DNR: Wasting disease shifted in Michigan’s deer herd

John Barnes
Special to The Detroit News

A deadly disease that threatens to decimate Michigan’s whitetail deer population has shifted northwest from the Lansing area, some 100 miles, new test results show.

All but one of the new cases of chronic wasting disease in the just-ended 2017 firearm season were discovered in free-ranging deer killed in Montcalm and Kent counties, 40 total, according to the Department of Natural Resources. One case was found in nearby Mecosta County.

That is far more than nine so-called “zombie” whitetails identified in Ingham and Clinton counties the two previous years. It suggests the always-fatal disease has percolated in Michigan more extensively than previously known.

“It's clear that Montcalm and Kent have had CWD longer than Ingham and Clinton where we have identified it,” said Chad Stewart, the DNR’s deer specialist. “What we don’t know is the space between (the outbreaks).”

In all, 50 cases have now been identified in Michigan since the first emaciated, confused deer was killed by police east of Lansing in 2015. Three others were found from two penned deer farms or ranches in Mecosta County.

Chronic wasting disease is unrecognizable — yet still infectious — in diseased deer in early stages. Its end-stage leaves deer emaciated, listless, drooling and unafraid of humans. Deformed proteins literally eat holes in the animal’s brain. Infectious disease experts caution against eating infected venison.

The 2017 deer hunting season ended Monday. On Thursday, the state will begin two brief limited hunting seasons to see if wildlife experts can connect the dots between the two outbreaks.

The special hunts will run through Sunday and Jan. 11-14 in northern Ionia County and eastern Montcalm County in 14 townships, some 500 square miles. Any deer killed must undergo testing for chronic wasting disease.

“I'm not expecting a lot of deer to be harvested, but if we are able to identify a CWD-positive animal in this area, then it will provide valuable information to inform our management decisions going into next hunting season,” Stewart said.

The DNR will soon begin capturing and collaring white-tailed deer in the western Upper Peninsula as part of a multi-year study to review herd movement as well as detect if the disease is present.

“Limiting the spread of CWD is difficult, but even more so here in the U.P. where winter severity results in increased deer movements and yarding behavior that concentrates animals,” said Terry Minzey, DNR U.P. regional wildlife supervisor, in a statement.

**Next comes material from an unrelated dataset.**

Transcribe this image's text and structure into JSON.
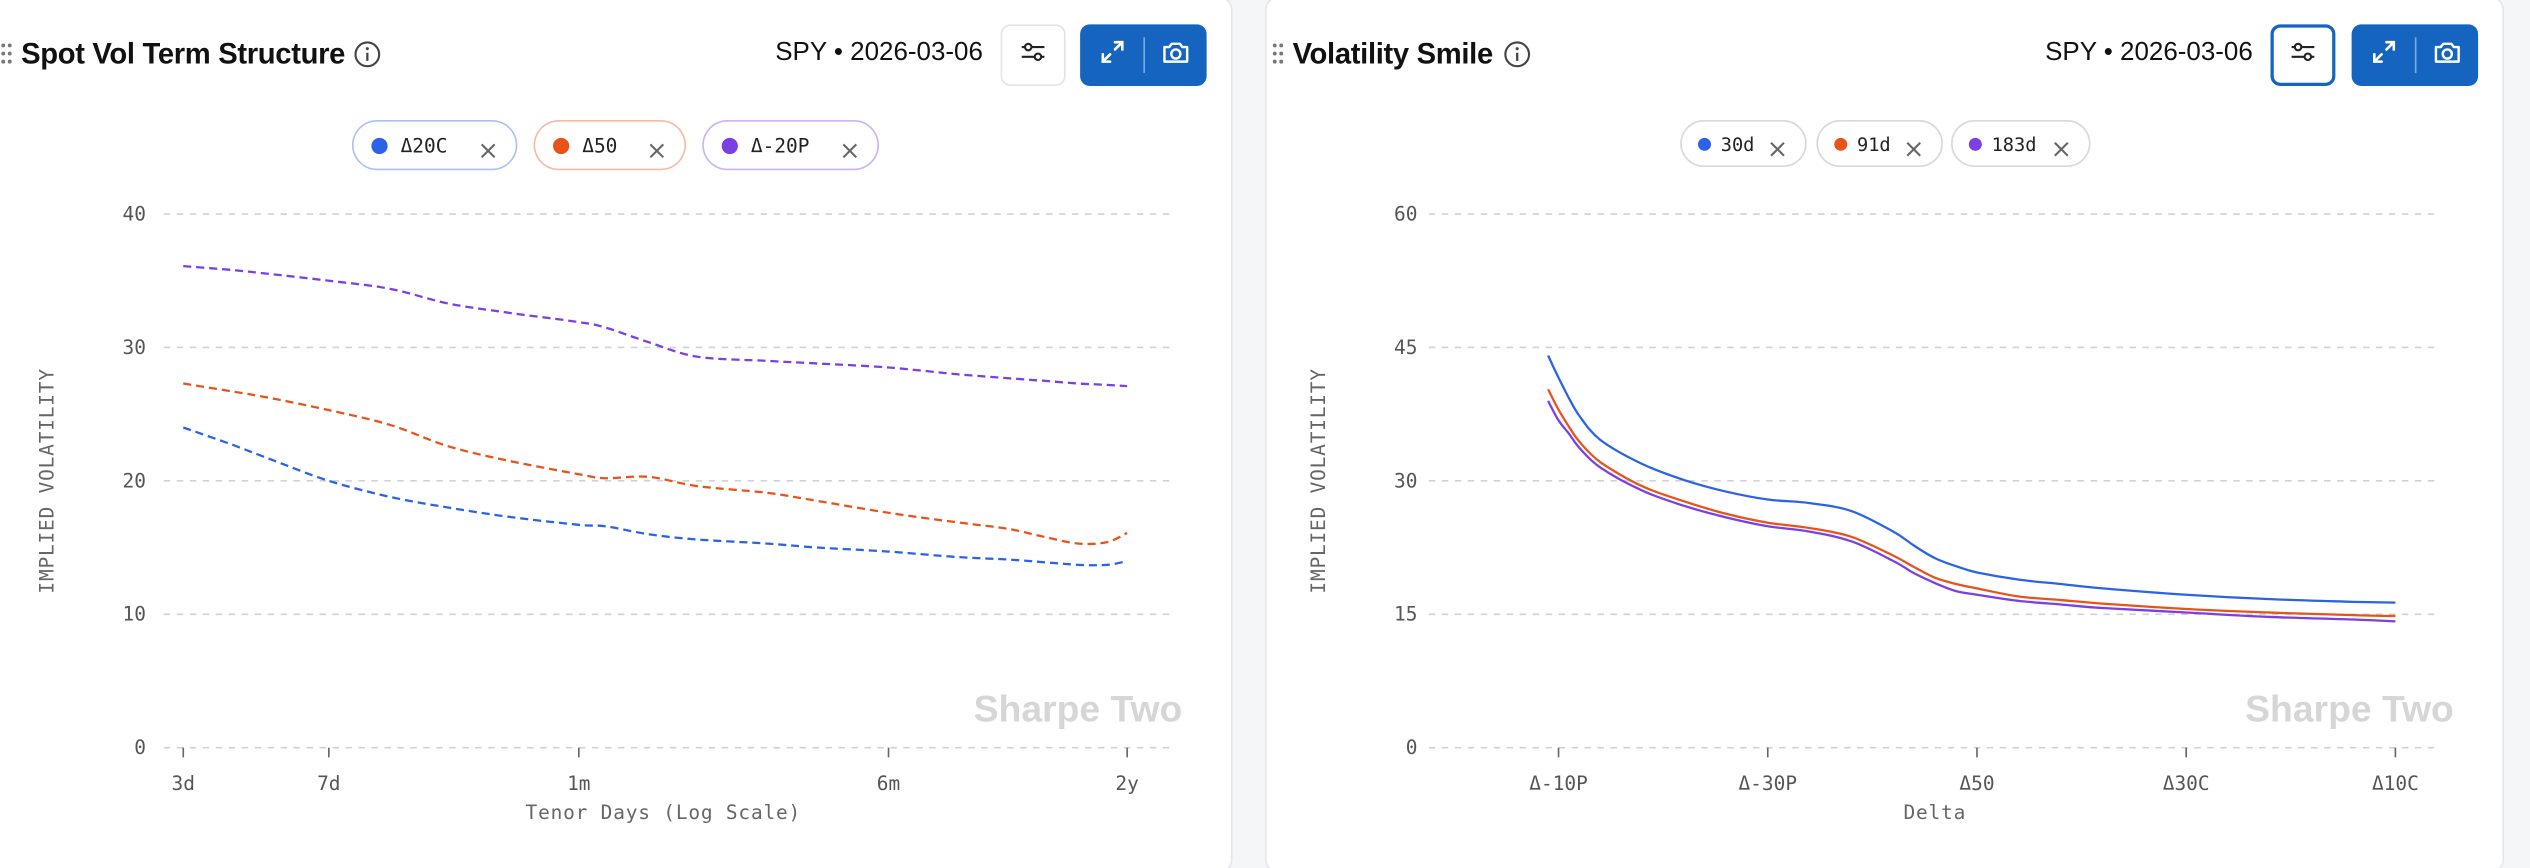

A special task force, meanwhile, is expected to give recommendations Jan. 11 to the state Natural Resources Commission on how to slow the disease that has devastated herds from Wisconsin to Colorado.

Bans by the state against baiting and feeding in core disease areas expanded Monday.

“We want to see a serious discussion about baiting and feeding in disease areas where we want to prevent the spread of the disease,” said Amy Trotter, deputy director of Michigan United Conservation Clubs, the state’s largest such organization.

Michigan United Conservation Clubs has opposed baiting and feeding in the past, saying it congregates deer and assists the spread of infectious disease.

“From our perspective, these numbers appear to indicate we have a new epicenter,” Trotter said of recent mandatory testing of hunted deer in high-concern areas. “What we need to know more is, Are we all linked up here? Mid-Michigan may be on the front edge of what direction it is moving.”

At this point, the best hope is to contain — not eradicate — the disease, she said.

“They are literally the walking dead,” Trotter said.

Michigan’s known prevalence of the disease is still small but has the potential to expand greatly. In early stages, deer show no symptoms as they contaminate other deer through contact or soil infected for years from urine or feces.

Prior to the recent hunting season, less than one in 1,000 white-tails tested positive since the first known free-ranging Michigan case in 2015, according to the DNR.

By contrast, however, one in 100 deer tested positive in Montcalm County during the just-passed hunting season, 32. About one in 60 deer tested positive in more-limited testing in neighboring Kent County.

A few were identified outside mandatory testing areas. Few showed symptoms, perhaps indicating the disease is in its early stages.

Concerns about the disease’s movement rose after a free-ranging deer, a 1.5-year-old buck, was identified in Montcalm County’s Sidney Township in late October. An infected 6-year-old pregnant doe was killed weeks earlier in neighboring Montcalm Township during the youth hunt. Mandatory DNR testing of deer taken there and in parts of Mecosta and Kent were initiated.

Deer hunting is an estimated $2.3 billion hunting industry in Michigan, with nearly 600,000 hunters participating in the November firearm season alone.